You fight fascism with decency and no apology

You fight fascism with decency and no apology

The feeling can be expressed in many ways, but I especially like this one:

I dunno man I feel like we heard all the Nazi arguments 80 years ago, and then we executed them for their crimes

What makes people vote for a Trump, an Orban, a Farage?

One obvious answer is: the toxic online culture that was notionally going to bring us closer together but is instead driving us ever farther apart. 

Other answers are also true. There are all kinds of reasons. 

But there’s one so simple and obvious we can forget how much it can matter, namely: the goddamn cost of living. As in: Man, can you believe how much all these things now cost?

I’m expressing that in the language of the comfortable middle class, but there are more anguished ways in which people are telling it. 

COVID didn’t only bring death and discord; it also brought inflation pretty much everywhere, although many voters seem to have the idea it has been so much more where they live, hit so much harder in their own country, by whoever was in charge where they vote. For some people, life’s a beach, like it’s never been before; for many, things are not at all good.

American economist Isabella Weber, writing about Zohran Mamdani’s barnstorming win, puts the cost of living and what’s to be done about it, front and centre.

She offers research that shows how very much more it can mean when you’re poor. When prices go up for basics, people who don’t have much or anything to spare feel the pain far more than the prosperous. The poorest of households have seen their supermarket bills, power bills, and rent eat up ever-larger chunks of their income. The richest have barely felt it. Not only that, they have been happily fattened up by the extra profits the price rises have brought.

People can feel that something is deeply wrong.

When people can’t pay for their food and power, and some demagogue promises to smash the system that’s failing them, they may well give them their vote, not because they’ve come over all fascist, but because nobody else seems to be offering them a solution.

This, I humbly submit, is where my arguments about free stuff start to look less like a hippy indulgence and more like a constructive political solution.

To recap my proposition. We should stop treating essentials like energy, housing, transport as market products, and instead treat them the way we do parks and libraries and education: free to all, as the bedrock of a decent society. 
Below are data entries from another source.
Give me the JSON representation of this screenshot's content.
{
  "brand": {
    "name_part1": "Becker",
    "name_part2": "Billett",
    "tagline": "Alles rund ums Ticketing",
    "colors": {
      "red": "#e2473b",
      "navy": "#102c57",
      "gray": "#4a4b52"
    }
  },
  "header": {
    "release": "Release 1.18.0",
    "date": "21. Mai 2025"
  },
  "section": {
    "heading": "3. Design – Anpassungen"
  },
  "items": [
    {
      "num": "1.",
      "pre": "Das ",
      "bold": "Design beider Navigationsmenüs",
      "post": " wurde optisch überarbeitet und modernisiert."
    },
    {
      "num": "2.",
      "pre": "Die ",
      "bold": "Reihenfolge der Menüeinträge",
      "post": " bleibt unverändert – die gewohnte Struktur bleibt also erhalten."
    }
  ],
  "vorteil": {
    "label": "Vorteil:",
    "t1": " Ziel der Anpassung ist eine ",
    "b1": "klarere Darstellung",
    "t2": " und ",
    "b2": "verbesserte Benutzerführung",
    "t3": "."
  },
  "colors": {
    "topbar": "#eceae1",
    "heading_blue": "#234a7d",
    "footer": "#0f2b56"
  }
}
For example. Energy. Everyone gets enough to meet their basic needs. Nobody has to choose between being warm at night and eating.

For example. Public Transport. Make it free, or near-free, and the second-biggest household expense disappears. 

For example. Housing: We treat a home as a right, not an investment vehicle.

When you make services universal, you jump past the divisions of deserving and undeserving, users and freeloaders, us and them. You don’t just remove the economic desperation that makes authoritarianism appealing, you make a start on a fresh sense of shared prosperity. Free buses, for example, don’t just help the person who takes the bus, they reduce traffic for everyone, they cut emissions, they lower road maintenance costs, they make the whole system work better.

There’s no question that some voters are embracing bigoted, misogynistic, patriarchal authoritarians because they’re fully into bigoted, misogynistic, patriarchal authoritarianism. But it’s also pretty apparent that some people simply ticked that option because it felt as though they were drowning and no-one cared.

The best response, as Zohran Mamdani has so reassuringly demonstrated, is to enthusiastically and without apology offer bold interventions that materially make people’s lives more secure.

You make basic rights genuinely affordable through public provision, you don’t worry at all what bigoted, misogynistic, patriarchal authoritarians have to say about it. And if it helps, you can even quote Harry Truman.

Socialism is what they called public power. 

Socialism is what they called social security. 

Socialism is what they called the growth of free and independent labour organisations. 

Socialism is their name for almost anything that helps all the people.